In Taylor v. Patten, 2 Utah 2d 404, 275 P.2d 696 (Utah 1954) the Court first considered whether interspousal immunity was consistent with the Married Women's Act. In a 3-2 decision, the Court allowed a wife's intentional tort claim against her husband. The Court held that "under modern Husband and Wife statutes, such as ours, the fiction of coverture has been completely eliminated and the wife has been completely emancipated from this inability to own, control and manage her property, and from her inability to sue and be sued for the protection of her property and personal rights." In the lead opinion, two members of the majority concluded as follows: "From the foregoing it is clear that the legislature intended to establish the separate identity of the husband and wife in all property and personal rights the same as if they were not married.

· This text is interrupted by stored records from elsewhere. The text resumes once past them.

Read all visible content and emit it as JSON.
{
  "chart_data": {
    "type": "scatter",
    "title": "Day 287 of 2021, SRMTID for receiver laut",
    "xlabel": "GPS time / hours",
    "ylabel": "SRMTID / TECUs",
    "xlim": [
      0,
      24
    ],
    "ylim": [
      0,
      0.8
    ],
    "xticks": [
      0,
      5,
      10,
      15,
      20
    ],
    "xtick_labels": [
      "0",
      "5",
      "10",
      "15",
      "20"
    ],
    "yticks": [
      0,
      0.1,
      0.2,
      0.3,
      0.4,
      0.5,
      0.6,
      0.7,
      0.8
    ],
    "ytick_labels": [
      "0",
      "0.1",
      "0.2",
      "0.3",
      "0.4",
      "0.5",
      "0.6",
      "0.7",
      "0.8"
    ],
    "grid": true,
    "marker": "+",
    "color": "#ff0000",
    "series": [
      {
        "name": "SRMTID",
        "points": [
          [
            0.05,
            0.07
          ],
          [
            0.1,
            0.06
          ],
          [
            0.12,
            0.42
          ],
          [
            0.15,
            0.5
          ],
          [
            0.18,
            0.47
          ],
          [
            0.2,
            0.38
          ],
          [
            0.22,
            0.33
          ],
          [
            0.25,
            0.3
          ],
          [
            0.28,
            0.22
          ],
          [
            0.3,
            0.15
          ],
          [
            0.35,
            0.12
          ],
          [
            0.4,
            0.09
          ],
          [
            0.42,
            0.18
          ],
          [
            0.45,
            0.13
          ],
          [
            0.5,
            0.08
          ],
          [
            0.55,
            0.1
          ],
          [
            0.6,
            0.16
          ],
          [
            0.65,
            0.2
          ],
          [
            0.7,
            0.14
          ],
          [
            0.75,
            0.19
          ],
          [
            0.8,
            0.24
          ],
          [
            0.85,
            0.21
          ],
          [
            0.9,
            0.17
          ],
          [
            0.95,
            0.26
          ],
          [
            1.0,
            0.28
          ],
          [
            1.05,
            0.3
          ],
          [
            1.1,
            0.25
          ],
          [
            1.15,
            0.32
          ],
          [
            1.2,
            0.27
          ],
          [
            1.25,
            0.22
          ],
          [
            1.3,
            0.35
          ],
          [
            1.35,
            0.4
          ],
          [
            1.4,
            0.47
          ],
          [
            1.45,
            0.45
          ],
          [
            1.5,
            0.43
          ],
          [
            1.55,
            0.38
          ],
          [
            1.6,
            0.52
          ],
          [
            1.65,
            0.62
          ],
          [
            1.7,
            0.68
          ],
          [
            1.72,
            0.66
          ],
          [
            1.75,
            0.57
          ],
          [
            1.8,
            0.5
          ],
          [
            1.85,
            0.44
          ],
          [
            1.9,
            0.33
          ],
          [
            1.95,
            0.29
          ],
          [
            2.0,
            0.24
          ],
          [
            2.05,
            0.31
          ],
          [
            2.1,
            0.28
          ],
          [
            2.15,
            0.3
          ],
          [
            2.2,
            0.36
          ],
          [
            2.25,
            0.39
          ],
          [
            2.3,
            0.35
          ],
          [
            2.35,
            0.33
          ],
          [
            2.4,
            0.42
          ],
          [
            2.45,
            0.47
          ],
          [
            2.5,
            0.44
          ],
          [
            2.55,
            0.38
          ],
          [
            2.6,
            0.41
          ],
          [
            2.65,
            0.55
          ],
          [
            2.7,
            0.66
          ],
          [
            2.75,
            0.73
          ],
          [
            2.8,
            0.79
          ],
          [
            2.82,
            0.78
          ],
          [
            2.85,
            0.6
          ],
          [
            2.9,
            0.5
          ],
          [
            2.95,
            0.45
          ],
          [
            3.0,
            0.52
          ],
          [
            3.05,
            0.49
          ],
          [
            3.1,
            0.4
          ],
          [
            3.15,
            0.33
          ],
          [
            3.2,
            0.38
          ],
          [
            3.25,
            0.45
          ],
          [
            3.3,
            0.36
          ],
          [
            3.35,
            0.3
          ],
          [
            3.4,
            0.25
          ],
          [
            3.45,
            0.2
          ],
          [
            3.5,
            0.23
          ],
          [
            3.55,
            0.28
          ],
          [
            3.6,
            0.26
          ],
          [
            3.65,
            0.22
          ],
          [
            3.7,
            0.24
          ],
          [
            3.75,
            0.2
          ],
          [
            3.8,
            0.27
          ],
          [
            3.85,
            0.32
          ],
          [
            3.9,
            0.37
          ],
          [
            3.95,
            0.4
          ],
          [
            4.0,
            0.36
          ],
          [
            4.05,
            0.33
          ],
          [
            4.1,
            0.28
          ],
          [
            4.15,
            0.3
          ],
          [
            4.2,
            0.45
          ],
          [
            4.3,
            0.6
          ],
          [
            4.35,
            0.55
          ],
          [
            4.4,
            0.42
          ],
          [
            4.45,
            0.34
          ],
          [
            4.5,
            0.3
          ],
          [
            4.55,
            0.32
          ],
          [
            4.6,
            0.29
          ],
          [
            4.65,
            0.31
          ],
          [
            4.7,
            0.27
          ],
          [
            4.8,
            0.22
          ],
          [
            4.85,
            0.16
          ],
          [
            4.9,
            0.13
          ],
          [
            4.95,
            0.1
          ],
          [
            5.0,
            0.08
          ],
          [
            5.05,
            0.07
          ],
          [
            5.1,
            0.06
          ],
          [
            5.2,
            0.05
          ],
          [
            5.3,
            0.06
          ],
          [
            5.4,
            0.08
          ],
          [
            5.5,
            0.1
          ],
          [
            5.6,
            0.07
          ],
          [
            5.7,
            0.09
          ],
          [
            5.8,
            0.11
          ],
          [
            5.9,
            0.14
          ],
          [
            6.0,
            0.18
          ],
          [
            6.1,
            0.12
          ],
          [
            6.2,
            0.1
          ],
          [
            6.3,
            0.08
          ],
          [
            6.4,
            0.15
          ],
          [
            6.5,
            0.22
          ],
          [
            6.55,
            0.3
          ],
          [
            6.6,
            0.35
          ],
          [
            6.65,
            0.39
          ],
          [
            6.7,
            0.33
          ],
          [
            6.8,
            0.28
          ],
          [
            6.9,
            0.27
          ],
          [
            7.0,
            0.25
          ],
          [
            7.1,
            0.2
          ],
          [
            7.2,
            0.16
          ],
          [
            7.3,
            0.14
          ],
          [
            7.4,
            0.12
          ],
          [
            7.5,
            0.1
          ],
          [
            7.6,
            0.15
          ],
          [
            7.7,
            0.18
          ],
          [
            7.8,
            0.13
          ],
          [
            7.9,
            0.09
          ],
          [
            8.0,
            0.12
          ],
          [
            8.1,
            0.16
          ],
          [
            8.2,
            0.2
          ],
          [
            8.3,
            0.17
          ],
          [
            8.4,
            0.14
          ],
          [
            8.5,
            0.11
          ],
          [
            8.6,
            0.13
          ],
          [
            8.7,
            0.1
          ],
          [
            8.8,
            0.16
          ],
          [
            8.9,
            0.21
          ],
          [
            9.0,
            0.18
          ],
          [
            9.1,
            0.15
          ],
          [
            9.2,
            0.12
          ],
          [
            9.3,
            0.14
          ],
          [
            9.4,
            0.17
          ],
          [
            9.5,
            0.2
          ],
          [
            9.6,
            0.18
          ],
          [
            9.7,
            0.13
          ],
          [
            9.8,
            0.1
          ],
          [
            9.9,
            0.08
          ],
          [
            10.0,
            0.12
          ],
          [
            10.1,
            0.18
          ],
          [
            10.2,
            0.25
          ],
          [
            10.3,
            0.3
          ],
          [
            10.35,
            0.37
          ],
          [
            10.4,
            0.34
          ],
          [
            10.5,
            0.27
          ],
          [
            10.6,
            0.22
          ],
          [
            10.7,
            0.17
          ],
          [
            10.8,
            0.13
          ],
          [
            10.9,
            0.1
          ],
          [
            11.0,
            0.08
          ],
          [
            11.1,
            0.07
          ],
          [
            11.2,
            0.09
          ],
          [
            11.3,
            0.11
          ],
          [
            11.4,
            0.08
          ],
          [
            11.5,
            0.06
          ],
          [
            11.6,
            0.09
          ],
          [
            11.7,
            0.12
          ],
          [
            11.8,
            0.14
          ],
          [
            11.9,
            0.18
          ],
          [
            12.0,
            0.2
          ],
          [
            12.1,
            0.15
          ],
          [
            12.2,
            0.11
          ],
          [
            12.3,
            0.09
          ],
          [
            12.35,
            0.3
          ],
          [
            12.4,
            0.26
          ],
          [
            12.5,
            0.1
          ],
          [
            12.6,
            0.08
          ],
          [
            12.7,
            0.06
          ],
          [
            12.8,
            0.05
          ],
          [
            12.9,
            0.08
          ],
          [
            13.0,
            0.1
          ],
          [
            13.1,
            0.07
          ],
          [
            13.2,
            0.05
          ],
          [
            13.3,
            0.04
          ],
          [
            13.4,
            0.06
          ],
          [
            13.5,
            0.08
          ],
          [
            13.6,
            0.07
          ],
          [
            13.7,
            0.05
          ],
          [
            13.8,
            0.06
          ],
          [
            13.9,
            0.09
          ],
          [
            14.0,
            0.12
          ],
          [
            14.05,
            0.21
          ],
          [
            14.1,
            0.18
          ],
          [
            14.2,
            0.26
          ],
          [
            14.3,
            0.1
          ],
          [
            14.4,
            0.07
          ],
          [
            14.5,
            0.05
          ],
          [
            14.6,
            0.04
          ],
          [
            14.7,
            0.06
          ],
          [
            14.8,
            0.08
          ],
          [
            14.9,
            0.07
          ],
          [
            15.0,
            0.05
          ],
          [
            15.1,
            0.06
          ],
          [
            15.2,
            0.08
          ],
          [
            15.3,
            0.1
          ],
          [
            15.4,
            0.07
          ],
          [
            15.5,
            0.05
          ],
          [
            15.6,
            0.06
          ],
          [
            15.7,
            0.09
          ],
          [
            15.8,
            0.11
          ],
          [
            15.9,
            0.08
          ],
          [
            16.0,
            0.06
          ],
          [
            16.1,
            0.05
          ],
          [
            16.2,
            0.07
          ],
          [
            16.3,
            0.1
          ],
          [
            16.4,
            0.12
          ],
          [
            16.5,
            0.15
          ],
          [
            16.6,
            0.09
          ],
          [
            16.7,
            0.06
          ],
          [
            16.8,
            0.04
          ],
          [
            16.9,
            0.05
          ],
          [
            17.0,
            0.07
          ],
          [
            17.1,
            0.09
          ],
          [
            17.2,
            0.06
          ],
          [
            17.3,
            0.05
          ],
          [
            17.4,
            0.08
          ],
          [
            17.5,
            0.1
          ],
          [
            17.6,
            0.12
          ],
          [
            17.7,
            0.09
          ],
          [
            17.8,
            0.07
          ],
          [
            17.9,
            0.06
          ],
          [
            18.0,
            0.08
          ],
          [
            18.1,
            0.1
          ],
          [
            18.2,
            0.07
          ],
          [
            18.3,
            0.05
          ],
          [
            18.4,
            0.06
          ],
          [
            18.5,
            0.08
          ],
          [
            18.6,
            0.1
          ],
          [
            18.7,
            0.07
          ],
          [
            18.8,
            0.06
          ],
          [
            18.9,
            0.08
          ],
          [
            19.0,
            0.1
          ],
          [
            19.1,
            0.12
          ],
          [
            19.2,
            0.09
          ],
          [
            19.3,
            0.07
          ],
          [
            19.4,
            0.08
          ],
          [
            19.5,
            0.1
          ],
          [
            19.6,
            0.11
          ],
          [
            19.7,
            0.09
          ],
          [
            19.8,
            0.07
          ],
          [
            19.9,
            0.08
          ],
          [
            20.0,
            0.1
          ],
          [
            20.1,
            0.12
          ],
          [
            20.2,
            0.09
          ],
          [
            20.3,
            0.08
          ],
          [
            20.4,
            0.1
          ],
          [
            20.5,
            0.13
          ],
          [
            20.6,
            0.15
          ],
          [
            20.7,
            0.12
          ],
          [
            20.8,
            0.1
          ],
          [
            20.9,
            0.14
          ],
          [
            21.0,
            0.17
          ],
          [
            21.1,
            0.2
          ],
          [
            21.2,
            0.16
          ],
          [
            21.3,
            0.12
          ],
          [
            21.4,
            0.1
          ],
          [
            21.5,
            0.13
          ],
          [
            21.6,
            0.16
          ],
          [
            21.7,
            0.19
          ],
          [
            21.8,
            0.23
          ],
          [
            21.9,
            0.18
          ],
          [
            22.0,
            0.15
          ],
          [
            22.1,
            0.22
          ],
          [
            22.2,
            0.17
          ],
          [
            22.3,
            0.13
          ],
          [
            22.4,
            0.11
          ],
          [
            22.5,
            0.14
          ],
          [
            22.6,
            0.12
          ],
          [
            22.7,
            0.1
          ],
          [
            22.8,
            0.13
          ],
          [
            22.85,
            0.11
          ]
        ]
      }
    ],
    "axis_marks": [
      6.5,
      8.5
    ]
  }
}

Giving these statutes a liberal construction to effect their objects and in the interest of justice requires us to hold that a wife can sue and be sued the same as if she were unmarried, even for the recovery of damages from her husband for intentional personal injury." Justice Crockett limited his concurrence to the facts of the case--that the intentional tort occurred while the parties' divorce action was pending--and "reserved judgment as to the more comprehensive proposition that such a suit could be maintained at any time during the marriage relation." Justice Crockett discussed the two primary justifications for interspousal immunity: the dangers of marital discord and collusive lawsuits. He noted "that these factors upon which the policy of interspousal immunity is based are either non-existent, or at least not nearly so cogent during the interlocutory period of a pending divorce." In Taylor, the majority emphasized that the broad assertion in the first sentence of section 30-2-4 means that a wife has a general right to prosecute "all actions" for the preservation of her rights.